2. Rijhwani v Canada (Citizenship and Immigration), 2022 FC 549

This was a denial of a permanent residence application where the applicant plead H&C grounds. The applicant specifically pointed to establishment and hardship as supporting her application. The Officer did not address these factors in detail. The Court says, at para 17: “It is particularly important that when there are few factors raised—in this case only hardship and establishment—that the Officer addresses the rationale clearly for each.”

This did not occur here. Noting, at para 10,  that “brevity cannot excuse inadequacy” the Court takes issue with the “two significant errors…in under a page of reasons” that characterized this decision.

3. Gill v Canada (Citizenship and Immigration), 2021 FC 1441

Gill was found inadmissible to Canada for five years by a visa officer because of misrepresentation; he failed to disclose an unsuccessful tourist visa application to the United States. Gill advanced the argument that his “misrepresentation” was actually an innocent mistake. He argued that the officer did not reasonably explain why he rejected the “innocent mistake” argument.

Specifically, the officer in this case apparently took—word-for-word—reasons that were given by a separate officer in another case that was reviewed in the Federal Court. Speaking of the Cepeda-Gutierrez presumption, the Court said, at para 34:

I note, however, that the use of identical template language to express not just the relevant legal test or framework, but the reasoning applicable to an applicant’s particular case undermines to at least some degree the presumption that the officer has considered and decided each individual case on its merits.

The Court did note, however, that templates can be useful tools in high volume-decision-making [33].

I do not present these cases to make an empirical claim about what any number of courts are doing post-Vavilov. This is impossible to do without closer study.

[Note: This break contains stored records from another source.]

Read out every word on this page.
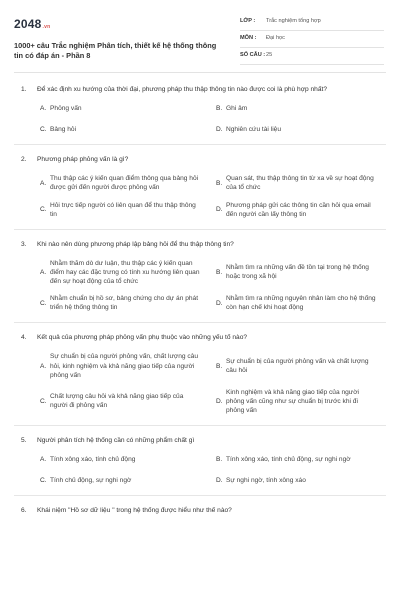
2048 .vn
1000+ câu Trắc nghiệm Phân tích, thiết kế hệ thống thông tin có đáp án - Phần 8
LỚP :	Trắc nghiệm tổng hợp
MÔN :	Đại học
SỐ CÂU : 25
1.	Để xác định xu hướng của thời đại, phương pháp thu thập thông tin nào được coi là phù hợp nhất?
A. Phỏng vấn	B. Ghi âm
C. Bảng hỏi	D. Nghiên cứu tài liệu
2.	Phương pháp phỏng vấn là gì?
A.
Thu thập các ý kiến quan điểm thông qua bảng hỏi được gửi đến người được phỏng vấn
B.
Quan sát, thu thập thông tin từ xa về sự hoạt động của tổ chức
C.
Hỏi trực tiếp người có liên quan để thu thập thông tin
D.
Phương pháp gửi các thông tin cần hỏi qua email đến người cần lấy thông tin
3.	Khi nào nên dùng phương pháp lập bảng hỏi để thu thập thông tin?
A.
Nhằm thăm dò dư luận, thu thập các ý kiến quan điểm hay các đặc trưng có tính xu hướng liên quan đến sự hoạt động của tổ chức
B.
Nhằm tìm ra những vấn đề tồn tại trong hệ thống hoặc trong xã hội
C.
Nhằm chuẩn bị hồ sơ, bảng chứng cho dự án phát triển hệ thống thông tin
D.
Nhằm tìm ra những nguyên nhân làm cho hệ thống còn hạn chế khi hoạt động
4.	Kết quả của phương pháp phỏng vấn phụ thuộc vào những yếu tố nào?
A.
Sự chuẩn bị của người phỏng vấn, chất lượng câu hỏi, kinh nghiệm và khả năng giao tiếp của người phỏng vấn
B.
Sự chuẩn bị của người phỏng vấn và chất lượng câu hỏi
C.
Chất lượng câu hỏi và khả năng giao tiếp của người đi phỏng vấn
D.
Kinh nghiệm và khả năng giao tiếp của người phỏng vấn cũng như sự chuẩn bị trước khi đi phỏng vấn
5.	Người phân tích hệ thống cần có những phẩm chất gì
A. Tính xông xáo, tính chủ động	B. Tính xông xáo, tính chủ động, sự nghi ngờ
C. Tính chủ động, sự nghi ngờ	D. Sự nghi ngờ, tính xông xáo
6.	Khái niệm "Hồ sơ dữ liệu " trong hệ thống được hiểu như thế nào?
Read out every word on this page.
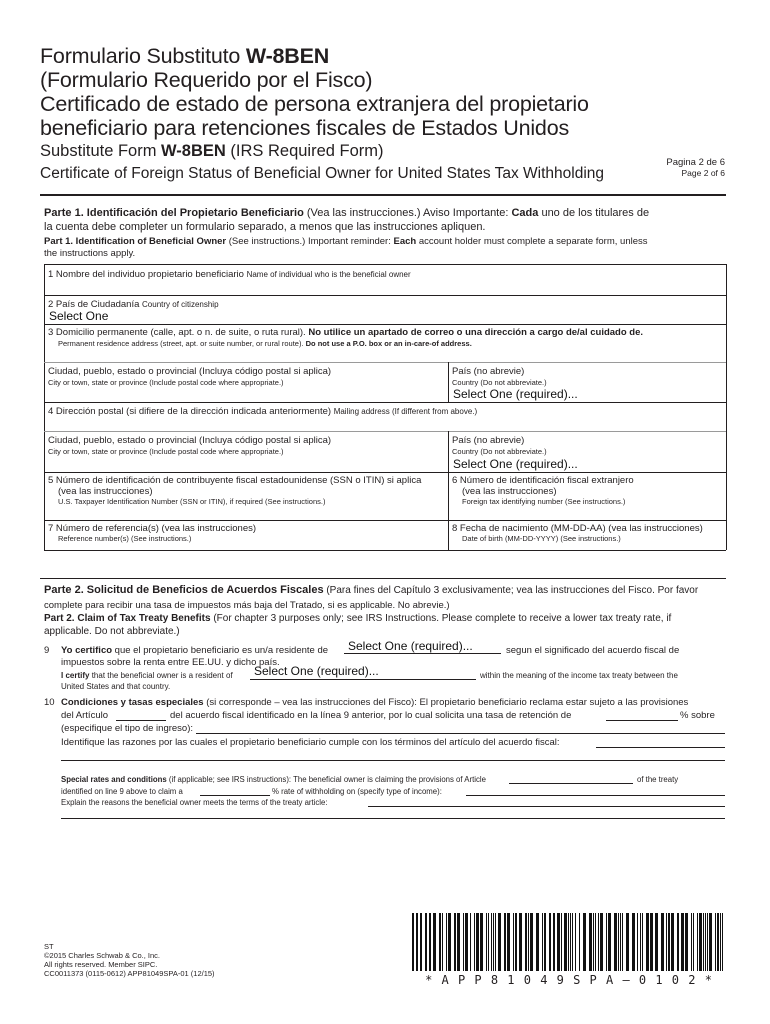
Formulario Substituto W-8BEN
(Formulario Requerido por el Fisco)
Certificado de estado de persona extranjera del propietario
beneficiario para retenciones fiscales de Estados Unidos
Substitute Form W-8BEN (IRS Required Form)
Certificate of Foreign Status of Beneficial Owner for United States Tax Withholding
Pagina 2 de 6
Page 2 of 6
Parte 1. Identificación del Propietario Beneficiario (Vea las instrucciones.) Aviso Importante: Cada uno de los titulares de
la cuenta debe completer un formulario separado, a menos que las instrucciones apliquen.
Part 1. Identification of Beneficial Owner (See instructions.) Important reminder: Each account holder must complete a separate form, unless
the instructions apply.
1 Nombre del individuo propietario beneficiario Name of individual who is the beneficial owner
2 País de Ciudadanía Country of citizenship
Select One
3 Domicilio permanente (calle, apt. o n. de suite, o ruta rural). No utilice un apartado de correo o una dirección a cargo de/al cuidado de.
Permanent residence address (street, apt. or suite number, or rural route). Do not use a P.O. box or an in-care-of address.
Ciudad, pueblo, estado o provincial (Incluya código postal si aplica)
City or town, state or province (Include postal code where appropriate.)
País (no abrevie)
Country (Do not abbreviate.)
Select One (required)...
4 Dirección postal (si difiere de la dirección indicada anteriormente) Mailing address (If different from above.)
Ciudad, pueblo, estado o provincial (Incluya código postal si aplica)
City or town, state or province (Include postal code where appropriate.)
País (no abrevie)
Country (Do not abbreviate.)
Select One (required)...
5 Número de identificación de contribuyente fiscal estadounidense (SSN o ITIN) si aplica
(vea las instrucciones)
U.S. Taxpayer Identification Number (SSN or ITIN), if required (See instructions.)
6 Número de identificación fiscal extranjero
(vea las instrucciones)
Foreign tax identifying number (See instructions.)
7 Número de referencia(s) (vea las instrucciones)
Reference number(s) (See instructions.)
8 Fecha de nacimiento (MM-DD-AA) (vea las instrucciones)
Date of birth (MM-DD-YYYY) (See instructions.)
Parte 2. Solicitud de Beneficios de Acuerdos Fiscales (Para fines del Capítulo 3 exclusivamente; vea las instrucciones del Fisco. Por favor
complete para recibir una tasa de impuestos más baja del Tratado, si es applicable. No abrevie.)
Part 2. Claim of Tax Treaty Benefits (For chapter 3 purposes only; see IRS Instructions. Please complete to receive a lower tax treaty rate, if
applicable. Do not abbreviate.)
9 Yo certifico que el propietario beneficiario es un/a residente de Select One (required)...	segun el significado del acuerdo fiscal de
impuestos sobre la renta entre EE.UU. y dicho país.
I certify that the beneficial owner is a resident of Select One (required)...	within the meaning of the income tax treaty between the
United States and that country.
10 Condiciones y tasas especiales (si corresponde – vea las instrucciones del Fisco): El propietario beneficiario reclama estar sujeto a las provisiones
del Artículo	del acuerdo fiscal identificado en la línea 9 anterior, por lo cual solicita una tasa de retención de	% sobre
(especifique el tipo de ingreso):
Identifique las razones por las cuales el propietario beneficiario cumple con los términos del artículo del acuerdo fiscal:
Special rates and conditions (if applicable; see IRS instructions): The beneficial owner is claiming the provisions of Article	of the treaty
identified on line 9 above to claim a	% rate of withholding on (specify type of income):
Explain the reasons the beneficial owner meets the terms of the treaty article:
ST
©2015 Charles Schwab & Co., Inc.
All rights reserved. Member SIPC.
CC0011373 (0115-0612) APP81049SPA-01 (12/15)	* A P P 8 1 0 4 9 S P A – 0 1 0 2 *
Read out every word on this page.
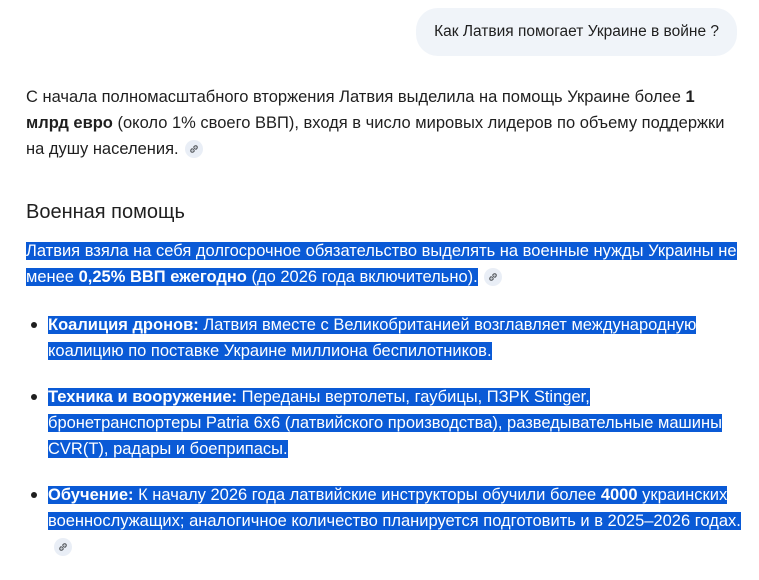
Как Латвия помогает Украине в войне ?

С начала полномасштабного вторжения Латвия выделила на помощь Украине более 1 млрд евро (около 1% своего ВВП), входя в число мировых лидеров по объему поддержки на душу населения.

Военная помощь

Латвия взяла на себя долгосрочное обязательство выделять на военные нужды Украины не менее 0,25% ВВП ежегодно (до 2026 года включительно).

Коалиция дронов: Латвия вместе с Великобританией возглавляет международную коалицию по поставке Украине миллиона беспилотников.
Техника и вооружение: Переданы вертолеты, гаубицы, ПЗРК Stinger, бронетранспортеры Patria 6x6 (латвийского производства), разведывательные машины CVR(T), радары и боеприпасы.
Обучение: К началу 2026 года латвийские инструкторы обучили более 4000 украинских военнослужащих; аналогичное количество планируется подготовить и в 2025–2026 годах.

But I can say that there are many more of these cases, and I recommend you consult my weekly newsletter if you are interested in reading more. In the meantime, I think we can draw some conclusions from these cases:

  1. There is something to be said for a signal sent by a judicial review court to administrators about what they should expect. Prior to Vavilov, decision-makers may have expected strong presumptions of deference and courts claiming that inadequate reasons did not provide a standalone basis for review. Now, decision-makers may expect a closer look if their decisions are reviewed, particularly in this front-line context. One hopes that this incentivizes structural solutions within administrative bodies. This should not be hard to expect from Immigration, Refugees, and Citizenship Canada, which houses Canada’s largest administrative decision-maker.
  2. No one should take this to mean that reasons need to be extensive in every case. But it should be taken to mean that boilerplate is presumptively problematic. This is because boilerplate, by its nature, does not respond to the individual stakes raised by many of the decisions in the immigration realm. This is, in part, the thinking behind the Vavilovian constraints. If the constraints bind differently in different cases—if Vavilov is truly contextual—then boilerplate is a non-starter because it will generally fail to account for the context of various decisions.
  3. Nor is this emerging line of cases overly onerous for administrative decision-makers or front-line officers. Again, the reasons need not be perfect, need not look like a judicial decision, and need not be extensive. But they must address the actual legal and factual issues at play. If a decision-maker cannot do this, then one should wonder why they were delegated power in the first place.

At any rate, this is an area that I hope receives more attention going forward.